Hermes: Ahora sé por qué ha muerto, ella que marchó a las laderas del monte y fue mujer y amo tanto al Dios con su amor que tuvo este hijo. Dices que el Dios fue despiadado. Pero ¿puedes decir que ella, Corónide, dejó a sus espaldas en el pantano el deseo bestial, el informe furor sanguíneo que la había engendrado?
Quirón: Claro que no. ¿Y qué?
Hermes: Los dioses nuevos de Tesalia, que mucho sonríen, sólo de una cosa no pueden reírse: dame crédito a mí, que he visto el destino. Cada vez que el caos desborda a la luz, a su luz, deben herir, destruir y rehacer. Por eso ha muerto Corónide.
Quirón: Pero no podrán ya rehacerla. Con que tenía yo razón al decir que el Olimpo es la muerte.
Hermes: Y no obstante el Resplandeciente la amaba. La hubiera llorado de no haber sido un dios.
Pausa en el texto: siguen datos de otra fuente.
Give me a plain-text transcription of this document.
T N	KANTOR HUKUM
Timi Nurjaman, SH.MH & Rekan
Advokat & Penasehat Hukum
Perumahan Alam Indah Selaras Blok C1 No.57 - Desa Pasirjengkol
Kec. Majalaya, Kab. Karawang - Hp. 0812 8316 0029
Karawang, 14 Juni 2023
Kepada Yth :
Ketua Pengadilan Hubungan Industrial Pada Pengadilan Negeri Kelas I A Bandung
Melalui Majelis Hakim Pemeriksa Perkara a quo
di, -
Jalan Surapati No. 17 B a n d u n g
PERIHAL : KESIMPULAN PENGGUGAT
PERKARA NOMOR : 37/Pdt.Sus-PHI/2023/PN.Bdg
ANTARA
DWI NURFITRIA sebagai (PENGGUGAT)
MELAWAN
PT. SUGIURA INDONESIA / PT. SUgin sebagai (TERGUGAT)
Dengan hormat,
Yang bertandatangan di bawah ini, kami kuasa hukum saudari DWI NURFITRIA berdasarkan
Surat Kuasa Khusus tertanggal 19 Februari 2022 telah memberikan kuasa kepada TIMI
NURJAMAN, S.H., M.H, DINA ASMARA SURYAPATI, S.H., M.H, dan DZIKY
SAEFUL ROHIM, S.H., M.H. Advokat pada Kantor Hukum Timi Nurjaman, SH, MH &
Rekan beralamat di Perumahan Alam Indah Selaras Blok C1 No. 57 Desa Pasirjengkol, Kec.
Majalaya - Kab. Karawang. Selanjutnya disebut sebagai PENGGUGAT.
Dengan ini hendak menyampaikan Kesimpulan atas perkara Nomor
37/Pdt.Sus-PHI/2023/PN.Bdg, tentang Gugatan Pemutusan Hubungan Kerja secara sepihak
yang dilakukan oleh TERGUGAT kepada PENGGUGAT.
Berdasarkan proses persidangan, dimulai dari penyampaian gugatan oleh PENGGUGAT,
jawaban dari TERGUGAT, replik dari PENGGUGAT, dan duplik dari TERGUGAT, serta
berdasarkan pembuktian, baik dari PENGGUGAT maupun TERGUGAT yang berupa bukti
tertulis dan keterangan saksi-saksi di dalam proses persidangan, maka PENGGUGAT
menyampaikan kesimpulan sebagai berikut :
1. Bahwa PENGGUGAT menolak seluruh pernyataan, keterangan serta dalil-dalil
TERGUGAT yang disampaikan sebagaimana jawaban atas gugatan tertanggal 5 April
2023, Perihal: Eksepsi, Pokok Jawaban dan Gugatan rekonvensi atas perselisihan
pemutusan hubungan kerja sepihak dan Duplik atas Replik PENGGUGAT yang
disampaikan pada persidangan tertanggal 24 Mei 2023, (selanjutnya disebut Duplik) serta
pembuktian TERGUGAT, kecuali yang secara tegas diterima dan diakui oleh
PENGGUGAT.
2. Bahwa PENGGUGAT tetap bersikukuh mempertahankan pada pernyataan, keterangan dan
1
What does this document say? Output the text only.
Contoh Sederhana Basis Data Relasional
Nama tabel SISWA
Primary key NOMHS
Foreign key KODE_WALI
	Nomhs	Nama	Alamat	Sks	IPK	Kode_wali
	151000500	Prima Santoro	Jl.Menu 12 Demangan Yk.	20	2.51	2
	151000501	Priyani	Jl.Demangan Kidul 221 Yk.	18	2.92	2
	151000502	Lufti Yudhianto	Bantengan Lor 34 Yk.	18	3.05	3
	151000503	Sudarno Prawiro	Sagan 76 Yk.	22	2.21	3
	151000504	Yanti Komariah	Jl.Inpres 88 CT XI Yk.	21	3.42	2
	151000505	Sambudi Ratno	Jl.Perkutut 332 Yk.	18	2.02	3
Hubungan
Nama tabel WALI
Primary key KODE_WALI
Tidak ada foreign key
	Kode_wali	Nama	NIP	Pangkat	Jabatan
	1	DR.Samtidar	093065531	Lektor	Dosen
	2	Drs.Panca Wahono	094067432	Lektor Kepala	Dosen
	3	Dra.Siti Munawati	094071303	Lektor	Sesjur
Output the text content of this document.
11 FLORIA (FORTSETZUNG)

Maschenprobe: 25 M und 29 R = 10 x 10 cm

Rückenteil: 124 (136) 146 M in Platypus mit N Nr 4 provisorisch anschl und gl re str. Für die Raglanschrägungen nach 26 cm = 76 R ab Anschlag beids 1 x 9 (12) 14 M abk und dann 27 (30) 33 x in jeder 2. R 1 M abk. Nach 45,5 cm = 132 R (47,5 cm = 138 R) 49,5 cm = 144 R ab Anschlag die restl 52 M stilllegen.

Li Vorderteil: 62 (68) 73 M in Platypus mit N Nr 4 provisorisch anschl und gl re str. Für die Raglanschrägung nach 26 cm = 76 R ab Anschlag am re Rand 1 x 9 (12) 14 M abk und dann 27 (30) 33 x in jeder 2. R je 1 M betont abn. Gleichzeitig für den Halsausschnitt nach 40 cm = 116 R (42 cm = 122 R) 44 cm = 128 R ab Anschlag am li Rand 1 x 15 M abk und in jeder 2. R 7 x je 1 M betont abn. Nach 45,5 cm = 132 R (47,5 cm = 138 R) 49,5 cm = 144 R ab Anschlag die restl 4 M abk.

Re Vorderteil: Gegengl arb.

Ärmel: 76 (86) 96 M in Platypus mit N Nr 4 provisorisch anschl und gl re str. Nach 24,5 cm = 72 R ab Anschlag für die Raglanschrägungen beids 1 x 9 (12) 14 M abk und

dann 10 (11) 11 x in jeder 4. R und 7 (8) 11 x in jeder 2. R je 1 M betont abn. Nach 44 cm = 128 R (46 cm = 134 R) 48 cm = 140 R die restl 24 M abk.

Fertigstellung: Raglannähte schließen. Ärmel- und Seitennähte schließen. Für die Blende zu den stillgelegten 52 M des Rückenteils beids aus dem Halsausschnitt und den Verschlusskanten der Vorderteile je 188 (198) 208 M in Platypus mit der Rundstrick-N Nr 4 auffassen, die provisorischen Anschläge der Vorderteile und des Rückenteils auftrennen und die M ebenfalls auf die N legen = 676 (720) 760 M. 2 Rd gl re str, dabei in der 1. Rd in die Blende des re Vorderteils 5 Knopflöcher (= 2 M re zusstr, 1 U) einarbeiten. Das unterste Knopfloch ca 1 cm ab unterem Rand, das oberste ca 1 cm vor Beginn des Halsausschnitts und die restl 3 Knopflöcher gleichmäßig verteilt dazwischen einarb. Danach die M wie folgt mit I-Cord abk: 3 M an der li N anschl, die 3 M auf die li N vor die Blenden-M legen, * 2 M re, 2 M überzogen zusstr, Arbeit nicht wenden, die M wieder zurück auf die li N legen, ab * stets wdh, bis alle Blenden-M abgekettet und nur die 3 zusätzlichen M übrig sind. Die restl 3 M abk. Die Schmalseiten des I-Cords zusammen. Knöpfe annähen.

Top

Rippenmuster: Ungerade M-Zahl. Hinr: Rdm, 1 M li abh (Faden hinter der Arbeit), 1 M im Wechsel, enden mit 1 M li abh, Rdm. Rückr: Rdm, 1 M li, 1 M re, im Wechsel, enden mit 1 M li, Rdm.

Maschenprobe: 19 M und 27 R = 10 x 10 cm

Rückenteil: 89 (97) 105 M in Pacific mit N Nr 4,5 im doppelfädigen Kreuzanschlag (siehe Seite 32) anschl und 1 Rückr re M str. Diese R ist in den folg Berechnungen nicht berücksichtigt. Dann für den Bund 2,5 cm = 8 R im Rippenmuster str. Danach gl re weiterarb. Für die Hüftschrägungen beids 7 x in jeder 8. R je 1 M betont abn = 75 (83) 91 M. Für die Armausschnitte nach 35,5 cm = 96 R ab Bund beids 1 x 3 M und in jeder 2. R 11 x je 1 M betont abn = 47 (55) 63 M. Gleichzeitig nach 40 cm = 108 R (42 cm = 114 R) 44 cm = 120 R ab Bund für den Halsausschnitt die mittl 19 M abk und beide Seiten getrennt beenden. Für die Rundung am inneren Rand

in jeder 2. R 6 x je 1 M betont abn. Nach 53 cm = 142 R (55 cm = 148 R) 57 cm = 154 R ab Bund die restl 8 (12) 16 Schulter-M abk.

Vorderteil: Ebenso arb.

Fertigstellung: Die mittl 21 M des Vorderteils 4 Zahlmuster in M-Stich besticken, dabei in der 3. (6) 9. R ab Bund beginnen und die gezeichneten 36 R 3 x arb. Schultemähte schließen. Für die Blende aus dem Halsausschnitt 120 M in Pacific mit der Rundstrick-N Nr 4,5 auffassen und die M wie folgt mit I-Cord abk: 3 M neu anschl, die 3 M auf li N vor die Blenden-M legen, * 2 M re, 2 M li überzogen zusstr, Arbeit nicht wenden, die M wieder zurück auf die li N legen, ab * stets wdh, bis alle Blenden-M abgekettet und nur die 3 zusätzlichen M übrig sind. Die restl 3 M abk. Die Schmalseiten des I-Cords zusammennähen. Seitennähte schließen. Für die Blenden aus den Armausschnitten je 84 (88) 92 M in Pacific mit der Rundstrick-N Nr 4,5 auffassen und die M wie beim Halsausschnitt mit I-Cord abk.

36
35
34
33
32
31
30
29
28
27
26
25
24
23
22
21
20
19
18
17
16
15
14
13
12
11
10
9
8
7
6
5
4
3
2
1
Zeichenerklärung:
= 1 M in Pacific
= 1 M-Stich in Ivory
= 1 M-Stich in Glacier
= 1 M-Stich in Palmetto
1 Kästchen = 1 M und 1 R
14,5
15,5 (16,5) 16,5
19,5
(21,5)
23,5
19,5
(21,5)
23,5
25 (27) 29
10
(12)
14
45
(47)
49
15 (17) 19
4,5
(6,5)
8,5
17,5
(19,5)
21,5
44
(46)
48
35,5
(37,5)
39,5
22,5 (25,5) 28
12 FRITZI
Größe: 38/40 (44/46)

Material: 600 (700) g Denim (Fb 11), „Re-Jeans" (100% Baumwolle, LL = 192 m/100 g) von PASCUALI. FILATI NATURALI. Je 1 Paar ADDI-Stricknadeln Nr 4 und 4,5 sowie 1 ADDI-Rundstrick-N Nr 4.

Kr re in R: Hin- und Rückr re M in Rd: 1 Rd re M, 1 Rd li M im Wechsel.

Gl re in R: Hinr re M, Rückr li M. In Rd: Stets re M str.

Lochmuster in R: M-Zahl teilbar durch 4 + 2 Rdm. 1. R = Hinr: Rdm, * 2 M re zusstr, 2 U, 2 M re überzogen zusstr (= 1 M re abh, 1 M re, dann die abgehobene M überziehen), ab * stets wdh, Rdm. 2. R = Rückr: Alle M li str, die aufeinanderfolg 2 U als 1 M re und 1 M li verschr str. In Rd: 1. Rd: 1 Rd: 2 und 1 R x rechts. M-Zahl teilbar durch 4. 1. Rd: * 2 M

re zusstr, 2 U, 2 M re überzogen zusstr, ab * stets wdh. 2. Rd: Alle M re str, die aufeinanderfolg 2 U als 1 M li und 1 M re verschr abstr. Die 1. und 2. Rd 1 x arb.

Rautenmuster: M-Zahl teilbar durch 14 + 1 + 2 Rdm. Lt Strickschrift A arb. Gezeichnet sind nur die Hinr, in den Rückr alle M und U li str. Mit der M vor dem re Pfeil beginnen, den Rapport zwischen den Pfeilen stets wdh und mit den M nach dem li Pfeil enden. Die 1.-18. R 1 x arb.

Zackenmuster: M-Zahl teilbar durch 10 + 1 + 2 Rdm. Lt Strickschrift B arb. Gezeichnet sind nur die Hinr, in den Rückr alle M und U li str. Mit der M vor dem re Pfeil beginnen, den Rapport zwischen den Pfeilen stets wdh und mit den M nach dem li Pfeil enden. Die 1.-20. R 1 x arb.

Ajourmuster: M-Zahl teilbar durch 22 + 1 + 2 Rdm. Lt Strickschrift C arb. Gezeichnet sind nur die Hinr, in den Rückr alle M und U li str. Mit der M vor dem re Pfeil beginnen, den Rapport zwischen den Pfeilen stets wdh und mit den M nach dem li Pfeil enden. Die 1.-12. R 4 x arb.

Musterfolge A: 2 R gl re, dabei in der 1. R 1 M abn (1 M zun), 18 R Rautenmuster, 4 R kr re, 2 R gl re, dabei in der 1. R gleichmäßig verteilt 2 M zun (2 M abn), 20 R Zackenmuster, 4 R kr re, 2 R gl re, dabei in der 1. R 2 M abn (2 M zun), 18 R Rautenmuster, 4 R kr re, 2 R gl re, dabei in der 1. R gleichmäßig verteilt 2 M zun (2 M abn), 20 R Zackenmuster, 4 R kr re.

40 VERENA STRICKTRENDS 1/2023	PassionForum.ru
Le arrebató el niñito. Te lo confía con gozo. Sabe que sólo tú podrías hacer de él un hombre de veras.
Quirón: Ya te he dicho la suerte que le espera en las casas mortales. Será Asclepio, el señor de los cuerpos, un hombre-dios. Vivirá entre la carne corrupta y los suspiros. A él mirarán los hombres para huir del destino, para retardar una noche, un instante, la agonía. Pasará, este niñito, entre la vida y la muerte, como tú que eras cojón de toro y ya no eres más que la guía de las sombras. Ésta es la suerte que los Olímpicos reservan a los vivos, sobre la tierra.
Hermes: ¿Y no será mejor, para los mortales, acabar así, que la antigua condenación de topar con la bestia o el árbol, y convertirse en buey que muge, serpiente que se arrastra, piedra eterna, fuente que llora?
Quirón: Mientras el Olimpo sea el cielo, claro. Pero estas cosas pasarán.